Dellin Betances, the Mets’ most expensive offseason addition and key component of their question-mark bullpen, isn’t his usual, perennial-All-Star self yet. And he knows that. But he expects to get there.
“I feel like the more repetition I get, the better I'll be able to get,” he said Saturday. “I'm still not there right now.”
A noteworthy development in Betances’ four appearances: His fastball velocity is 93.5 mph, which is to say, his average is decidedly average. In years past, that was 4-5 mph faster.
During spring training, when he struggled to hit 90 in an exhibition game, Betances explained that that is not uncommon for him and that he gets to his high-90s norm slowly over the course of the preseason.
Then came the pandemic-induced hiatus, then a three-week camp, then this. Nearly five months after that first Grapefruit League appearance, he still isn’t back to normal.
Betances said his lower velocity is not surprising because he missed all but one game last season due to shoulder, lat and Achilles tendon injuries. He is pitching regularly now for the first time since October 2018.
“I missed a lot of time,” Betances said. “I felt like I was out of the game for a year and a half, so it's a little different this time.
“Obviously I’m not throwing as hard as I was throwing a couple years ago right now, so I got to make sure I’m attacking the strike zone as much as I can and changing speeds.”
Manager Luis Rojas said: “That’s something that we'll need to be keep monitoring.”
Betances tossed two scoreless innings across his first three appearances. But on Friday against the Braves, with his fastball slower than it was in previous games, Betances allowed four runs (two hits, two walks) in one-third of an inning. It was his third outing in four days.
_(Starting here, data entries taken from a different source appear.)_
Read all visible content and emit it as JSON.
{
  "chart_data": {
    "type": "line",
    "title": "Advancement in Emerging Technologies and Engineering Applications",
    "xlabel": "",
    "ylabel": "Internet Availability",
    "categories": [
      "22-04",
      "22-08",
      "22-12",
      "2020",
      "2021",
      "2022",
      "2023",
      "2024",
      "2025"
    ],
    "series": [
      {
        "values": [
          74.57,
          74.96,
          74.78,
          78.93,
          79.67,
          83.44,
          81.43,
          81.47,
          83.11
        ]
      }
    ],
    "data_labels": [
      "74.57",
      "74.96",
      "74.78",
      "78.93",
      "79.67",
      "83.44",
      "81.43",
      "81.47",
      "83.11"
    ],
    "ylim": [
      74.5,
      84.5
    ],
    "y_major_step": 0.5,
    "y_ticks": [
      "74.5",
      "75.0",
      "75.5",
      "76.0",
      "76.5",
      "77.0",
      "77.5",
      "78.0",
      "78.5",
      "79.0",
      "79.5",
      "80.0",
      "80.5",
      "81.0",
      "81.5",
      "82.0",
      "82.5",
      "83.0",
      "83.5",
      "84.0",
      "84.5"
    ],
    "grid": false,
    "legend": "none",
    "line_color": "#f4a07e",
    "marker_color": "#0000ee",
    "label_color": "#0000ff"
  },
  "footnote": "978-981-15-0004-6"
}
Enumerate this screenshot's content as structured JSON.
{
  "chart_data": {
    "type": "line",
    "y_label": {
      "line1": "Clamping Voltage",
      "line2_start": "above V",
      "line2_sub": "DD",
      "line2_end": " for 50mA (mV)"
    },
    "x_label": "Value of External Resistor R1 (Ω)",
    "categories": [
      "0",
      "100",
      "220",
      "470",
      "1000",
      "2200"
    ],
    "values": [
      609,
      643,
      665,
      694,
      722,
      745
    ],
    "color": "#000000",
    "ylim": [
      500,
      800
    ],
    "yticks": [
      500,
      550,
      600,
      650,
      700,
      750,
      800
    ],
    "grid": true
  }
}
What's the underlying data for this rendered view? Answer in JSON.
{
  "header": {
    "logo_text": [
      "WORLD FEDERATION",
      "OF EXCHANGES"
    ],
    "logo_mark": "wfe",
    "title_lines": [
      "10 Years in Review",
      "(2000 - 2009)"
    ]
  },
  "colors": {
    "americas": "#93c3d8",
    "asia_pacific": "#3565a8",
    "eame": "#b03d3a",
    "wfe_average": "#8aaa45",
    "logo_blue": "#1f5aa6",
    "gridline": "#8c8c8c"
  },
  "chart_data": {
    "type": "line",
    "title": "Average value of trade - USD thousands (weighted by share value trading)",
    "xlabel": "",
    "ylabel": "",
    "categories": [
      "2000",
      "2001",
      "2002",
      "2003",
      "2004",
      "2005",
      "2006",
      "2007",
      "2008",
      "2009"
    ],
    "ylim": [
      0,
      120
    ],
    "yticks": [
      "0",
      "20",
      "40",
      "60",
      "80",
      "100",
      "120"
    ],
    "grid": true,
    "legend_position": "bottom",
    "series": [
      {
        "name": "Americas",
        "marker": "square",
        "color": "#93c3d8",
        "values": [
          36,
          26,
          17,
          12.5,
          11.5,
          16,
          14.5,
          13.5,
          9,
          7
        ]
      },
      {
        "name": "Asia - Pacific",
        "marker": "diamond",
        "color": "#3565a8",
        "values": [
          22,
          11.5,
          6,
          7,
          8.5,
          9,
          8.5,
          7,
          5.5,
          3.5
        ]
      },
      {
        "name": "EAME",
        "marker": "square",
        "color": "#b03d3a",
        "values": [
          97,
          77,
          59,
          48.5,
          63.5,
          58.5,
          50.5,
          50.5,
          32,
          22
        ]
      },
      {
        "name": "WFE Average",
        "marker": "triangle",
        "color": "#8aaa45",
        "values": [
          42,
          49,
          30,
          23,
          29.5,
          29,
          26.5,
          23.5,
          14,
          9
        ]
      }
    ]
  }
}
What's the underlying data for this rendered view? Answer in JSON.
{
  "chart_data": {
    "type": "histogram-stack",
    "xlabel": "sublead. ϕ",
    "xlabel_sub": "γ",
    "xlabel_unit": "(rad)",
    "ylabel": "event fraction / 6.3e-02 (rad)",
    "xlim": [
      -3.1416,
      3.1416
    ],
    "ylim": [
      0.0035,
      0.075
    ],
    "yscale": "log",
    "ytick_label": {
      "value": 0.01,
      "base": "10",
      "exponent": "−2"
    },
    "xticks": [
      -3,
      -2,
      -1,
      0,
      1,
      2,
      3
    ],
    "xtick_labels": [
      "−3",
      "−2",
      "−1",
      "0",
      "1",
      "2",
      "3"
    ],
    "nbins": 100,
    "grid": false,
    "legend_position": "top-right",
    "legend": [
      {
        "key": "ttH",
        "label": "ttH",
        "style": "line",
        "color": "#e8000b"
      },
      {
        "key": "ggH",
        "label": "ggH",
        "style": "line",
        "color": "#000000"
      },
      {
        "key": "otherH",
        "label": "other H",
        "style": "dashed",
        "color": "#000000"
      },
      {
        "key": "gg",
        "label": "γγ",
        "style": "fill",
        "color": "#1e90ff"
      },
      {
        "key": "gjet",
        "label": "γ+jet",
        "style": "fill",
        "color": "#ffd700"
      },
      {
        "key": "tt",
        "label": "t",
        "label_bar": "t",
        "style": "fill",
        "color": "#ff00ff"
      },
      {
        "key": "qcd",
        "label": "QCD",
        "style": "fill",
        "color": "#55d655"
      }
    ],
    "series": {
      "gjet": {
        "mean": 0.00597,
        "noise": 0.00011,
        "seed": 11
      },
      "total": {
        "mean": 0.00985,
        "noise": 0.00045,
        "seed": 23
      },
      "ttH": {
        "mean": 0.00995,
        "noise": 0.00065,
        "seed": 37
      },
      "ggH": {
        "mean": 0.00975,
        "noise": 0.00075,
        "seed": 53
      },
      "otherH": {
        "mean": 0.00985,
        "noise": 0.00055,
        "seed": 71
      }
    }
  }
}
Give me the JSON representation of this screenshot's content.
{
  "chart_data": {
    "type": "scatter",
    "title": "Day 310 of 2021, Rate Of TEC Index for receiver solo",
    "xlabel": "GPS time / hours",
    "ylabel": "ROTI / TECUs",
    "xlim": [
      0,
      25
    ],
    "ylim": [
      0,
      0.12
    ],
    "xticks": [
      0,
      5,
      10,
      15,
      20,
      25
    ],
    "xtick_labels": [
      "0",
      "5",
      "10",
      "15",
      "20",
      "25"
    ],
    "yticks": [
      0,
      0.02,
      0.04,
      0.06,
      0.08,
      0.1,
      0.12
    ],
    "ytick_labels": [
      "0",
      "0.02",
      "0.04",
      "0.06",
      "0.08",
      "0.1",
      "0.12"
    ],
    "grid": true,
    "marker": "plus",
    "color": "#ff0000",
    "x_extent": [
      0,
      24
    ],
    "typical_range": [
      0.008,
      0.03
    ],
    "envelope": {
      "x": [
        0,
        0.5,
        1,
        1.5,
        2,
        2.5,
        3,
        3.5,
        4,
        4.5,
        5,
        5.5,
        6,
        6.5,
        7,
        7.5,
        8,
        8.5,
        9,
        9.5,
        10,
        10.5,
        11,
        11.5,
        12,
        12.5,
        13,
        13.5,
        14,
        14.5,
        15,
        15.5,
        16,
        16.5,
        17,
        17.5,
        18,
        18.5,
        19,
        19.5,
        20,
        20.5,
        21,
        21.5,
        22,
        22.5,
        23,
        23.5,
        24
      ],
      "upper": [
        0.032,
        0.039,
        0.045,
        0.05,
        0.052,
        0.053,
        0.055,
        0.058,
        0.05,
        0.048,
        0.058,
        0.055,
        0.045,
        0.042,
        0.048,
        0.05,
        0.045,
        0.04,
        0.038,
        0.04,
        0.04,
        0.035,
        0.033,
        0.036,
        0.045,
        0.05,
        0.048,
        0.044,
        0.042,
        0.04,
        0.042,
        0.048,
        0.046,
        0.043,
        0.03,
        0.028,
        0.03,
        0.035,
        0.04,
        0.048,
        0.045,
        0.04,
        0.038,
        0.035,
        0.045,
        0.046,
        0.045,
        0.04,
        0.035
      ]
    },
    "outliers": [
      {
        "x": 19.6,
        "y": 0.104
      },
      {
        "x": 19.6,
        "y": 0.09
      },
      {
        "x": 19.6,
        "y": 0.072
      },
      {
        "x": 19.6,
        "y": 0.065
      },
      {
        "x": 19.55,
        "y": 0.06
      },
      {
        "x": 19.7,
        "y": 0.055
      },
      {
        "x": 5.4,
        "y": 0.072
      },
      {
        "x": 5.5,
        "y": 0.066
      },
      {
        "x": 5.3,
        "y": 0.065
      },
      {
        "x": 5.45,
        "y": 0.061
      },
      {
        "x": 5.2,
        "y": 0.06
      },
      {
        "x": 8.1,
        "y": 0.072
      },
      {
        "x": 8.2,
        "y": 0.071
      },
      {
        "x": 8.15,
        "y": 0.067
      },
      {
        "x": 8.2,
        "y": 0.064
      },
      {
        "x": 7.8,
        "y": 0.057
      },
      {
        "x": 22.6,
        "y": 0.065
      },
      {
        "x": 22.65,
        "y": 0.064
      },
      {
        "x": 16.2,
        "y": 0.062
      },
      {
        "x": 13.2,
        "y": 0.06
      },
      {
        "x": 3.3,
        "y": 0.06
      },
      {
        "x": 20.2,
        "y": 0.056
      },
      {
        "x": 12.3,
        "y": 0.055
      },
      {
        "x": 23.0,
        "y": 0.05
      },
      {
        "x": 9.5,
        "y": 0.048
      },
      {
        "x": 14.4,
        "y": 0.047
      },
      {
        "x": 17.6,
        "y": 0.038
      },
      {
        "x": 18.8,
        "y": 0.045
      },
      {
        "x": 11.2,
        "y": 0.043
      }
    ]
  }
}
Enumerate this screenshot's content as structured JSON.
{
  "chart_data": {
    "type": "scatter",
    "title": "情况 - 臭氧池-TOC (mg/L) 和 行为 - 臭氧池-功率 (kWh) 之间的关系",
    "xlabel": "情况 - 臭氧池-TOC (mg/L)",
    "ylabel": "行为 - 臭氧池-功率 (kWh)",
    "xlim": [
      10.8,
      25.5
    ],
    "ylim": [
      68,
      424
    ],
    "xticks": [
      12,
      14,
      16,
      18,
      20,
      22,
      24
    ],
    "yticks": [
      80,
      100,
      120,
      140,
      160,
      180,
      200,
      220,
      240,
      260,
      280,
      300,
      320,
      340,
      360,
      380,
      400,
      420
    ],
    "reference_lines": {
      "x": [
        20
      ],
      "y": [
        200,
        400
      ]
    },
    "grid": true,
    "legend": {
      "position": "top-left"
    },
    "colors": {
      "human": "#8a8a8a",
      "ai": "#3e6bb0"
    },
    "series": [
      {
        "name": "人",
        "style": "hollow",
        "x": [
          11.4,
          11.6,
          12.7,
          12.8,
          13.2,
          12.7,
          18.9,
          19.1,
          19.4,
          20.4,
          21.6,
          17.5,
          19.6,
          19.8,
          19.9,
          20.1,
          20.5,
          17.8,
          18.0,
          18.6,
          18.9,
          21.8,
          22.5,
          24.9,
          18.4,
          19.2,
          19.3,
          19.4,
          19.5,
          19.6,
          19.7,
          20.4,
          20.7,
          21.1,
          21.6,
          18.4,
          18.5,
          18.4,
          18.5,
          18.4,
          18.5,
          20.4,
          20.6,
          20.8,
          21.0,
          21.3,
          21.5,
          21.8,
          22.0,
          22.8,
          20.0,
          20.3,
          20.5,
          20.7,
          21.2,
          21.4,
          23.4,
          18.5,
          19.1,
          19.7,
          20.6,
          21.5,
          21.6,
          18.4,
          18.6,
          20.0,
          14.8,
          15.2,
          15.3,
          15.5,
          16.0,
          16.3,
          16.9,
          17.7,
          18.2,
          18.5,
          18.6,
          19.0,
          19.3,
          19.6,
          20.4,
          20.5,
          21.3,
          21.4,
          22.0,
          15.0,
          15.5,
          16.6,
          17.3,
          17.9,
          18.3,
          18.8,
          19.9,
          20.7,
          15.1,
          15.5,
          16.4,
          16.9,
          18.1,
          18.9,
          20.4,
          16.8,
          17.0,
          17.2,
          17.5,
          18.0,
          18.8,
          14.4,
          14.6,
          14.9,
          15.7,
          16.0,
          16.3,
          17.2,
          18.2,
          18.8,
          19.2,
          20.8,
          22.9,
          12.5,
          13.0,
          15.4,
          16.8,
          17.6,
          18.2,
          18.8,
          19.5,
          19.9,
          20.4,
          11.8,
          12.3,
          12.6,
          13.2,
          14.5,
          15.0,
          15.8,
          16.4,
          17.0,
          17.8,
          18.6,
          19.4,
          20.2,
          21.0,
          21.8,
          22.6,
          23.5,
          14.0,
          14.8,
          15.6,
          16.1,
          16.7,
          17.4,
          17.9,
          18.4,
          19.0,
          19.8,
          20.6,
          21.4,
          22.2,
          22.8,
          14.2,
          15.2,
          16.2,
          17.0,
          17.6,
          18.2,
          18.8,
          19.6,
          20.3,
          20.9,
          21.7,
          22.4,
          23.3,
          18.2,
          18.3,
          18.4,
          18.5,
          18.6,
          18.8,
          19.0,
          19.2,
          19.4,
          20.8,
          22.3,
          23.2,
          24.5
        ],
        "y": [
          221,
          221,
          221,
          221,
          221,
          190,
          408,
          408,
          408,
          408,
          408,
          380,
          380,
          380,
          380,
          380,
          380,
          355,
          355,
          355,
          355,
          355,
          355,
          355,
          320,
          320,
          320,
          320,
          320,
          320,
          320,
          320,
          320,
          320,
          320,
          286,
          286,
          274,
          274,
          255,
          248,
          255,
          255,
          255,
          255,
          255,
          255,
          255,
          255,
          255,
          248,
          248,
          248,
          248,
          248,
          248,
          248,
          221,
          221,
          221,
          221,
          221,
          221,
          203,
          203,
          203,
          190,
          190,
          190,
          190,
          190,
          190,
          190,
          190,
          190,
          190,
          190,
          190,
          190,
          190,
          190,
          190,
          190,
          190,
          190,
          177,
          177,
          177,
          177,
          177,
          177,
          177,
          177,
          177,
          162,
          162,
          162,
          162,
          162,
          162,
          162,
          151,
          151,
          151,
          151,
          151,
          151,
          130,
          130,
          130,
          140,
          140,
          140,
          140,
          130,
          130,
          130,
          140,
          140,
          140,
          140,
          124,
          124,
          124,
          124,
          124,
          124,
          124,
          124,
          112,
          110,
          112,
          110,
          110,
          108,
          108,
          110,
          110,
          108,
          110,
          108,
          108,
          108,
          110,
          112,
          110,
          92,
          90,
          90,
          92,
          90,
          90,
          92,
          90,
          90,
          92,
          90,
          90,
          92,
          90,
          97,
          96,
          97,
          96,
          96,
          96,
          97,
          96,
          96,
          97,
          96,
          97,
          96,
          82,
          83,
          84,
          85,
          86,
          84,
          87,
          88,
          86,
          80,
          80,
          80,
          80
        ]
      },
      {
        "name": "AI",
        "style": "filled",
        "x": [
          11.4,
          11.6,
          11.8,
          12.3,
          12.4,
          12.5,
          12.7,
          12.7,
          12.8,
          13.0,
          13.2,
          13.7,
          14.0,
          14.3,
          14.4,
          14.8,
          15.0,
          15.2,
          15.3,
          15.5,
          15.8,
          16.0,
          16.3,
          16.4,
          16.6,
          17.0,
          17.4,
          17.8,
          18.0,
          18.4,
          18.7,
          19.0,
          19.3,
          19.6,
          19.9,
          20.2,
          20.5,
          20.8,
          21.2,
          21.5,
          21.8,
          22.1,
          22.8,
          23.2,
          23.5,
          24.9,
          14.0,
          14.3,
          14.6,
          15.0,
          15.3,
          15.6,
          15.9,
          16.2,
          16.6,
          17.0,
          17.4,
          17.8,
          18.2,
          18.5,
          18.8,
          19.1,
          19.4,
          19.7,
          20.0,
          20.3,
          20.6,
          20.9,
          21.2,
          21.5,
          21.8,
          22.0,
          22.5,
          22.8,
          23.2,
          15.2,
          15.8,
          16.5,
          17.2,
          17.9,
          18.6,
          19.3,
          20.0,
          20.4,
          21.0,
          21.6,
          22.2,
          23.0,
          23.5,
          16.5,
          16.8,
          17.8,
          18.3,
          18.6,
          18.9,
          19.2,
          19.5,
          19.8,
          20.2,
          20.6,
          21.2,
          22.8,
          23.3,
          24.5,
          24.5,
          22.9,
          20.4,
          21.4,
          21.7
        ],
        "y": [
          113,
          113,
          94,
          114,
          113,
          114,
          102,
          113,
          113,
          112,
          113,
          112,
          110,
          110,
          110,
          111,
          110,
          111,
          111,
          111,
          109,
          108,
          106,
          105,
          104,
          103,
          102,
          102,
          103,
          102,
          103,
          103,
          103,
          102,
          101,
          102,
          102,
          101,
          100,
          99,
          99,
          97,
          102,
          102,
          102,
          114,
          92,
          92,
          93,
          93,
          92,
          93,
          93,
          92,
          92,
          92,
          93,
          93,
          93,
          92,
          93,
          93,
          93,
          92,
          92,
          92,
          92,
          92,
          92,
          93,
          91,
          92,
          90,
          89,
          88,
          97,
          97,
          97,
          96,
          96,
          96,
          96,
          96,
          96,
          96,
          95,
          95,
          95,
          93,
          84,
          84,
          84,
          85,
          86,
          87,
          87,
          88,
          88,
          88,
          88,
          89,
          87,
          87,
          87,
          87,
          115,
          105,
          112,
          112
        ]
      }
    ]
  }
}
“He told me he didn’t have a good feel for the ball, the grip or something,” Rojas said. “Dellin is a competitor. He wants the ball, he wants to go out there and do his thing. There's nothing he's complaining about as far as velo or things not going his way. He's tough.”
A throwing Thor
Noah Syndergaard’s step forward in his Tommy John surgery rehabilitation this week: He threw for the first time.
He posted on Instagram a video of the catch session. His partner? Mets prospect J.T. Ginn, their second-round draft pick in June. Both had surgery in March, and they have been rehabbing together at Cressey Sports Performance, a private facility in Palm Beach Gardens, Florida.
“Four and half month goes by fast,” Syndergaard wrote in the caption, “when the world is burning.”
Among the Mets’ trio of sidelined relievers, Jared Hughes (coronavirus) is closest to returning, Rojas said. He recently faced hitters on consecutive days, among his final tests.
“I heard that went really well,” Rojas said.
Robert Gsellman (right triceps tightness) also has faced hitters and is working toward pitching on back-to-back days. Brad Brach (coronavirus) is still limited to bullpen sessions.
Rojas said recent baseball coronavirus developments — including six teams not playing this weekend and the season maybe getting canceled — hasn’t distracted the Mets.
“Obviously it's concerning when you hear news and stuff happening, and there's been talks because it's in the news, it's on their phones,” Rojas said. “Some of the news coming out, we talked as a team that we were going to see probably some of these things happen. We trust the protocol, we trust the way things can operate and how we can behave as well as a team. I haven't seen any different from any of the guys. They're themselves.”
Rene Rivera, out with a hyperextended left elbow, suffered the injury during a swing Wednesday, Rojas said … Rojas on rookie Andres Gimenez, who entered Saturday 4-for-13 and has played third, short and second: “That kid, it’s incredible what he can do out on the field … This kid is a player. With that little juice in him, the little strength that he has, we’re seeing definitely a special kid here getting some big-league experience in different positions. Just great to have him.”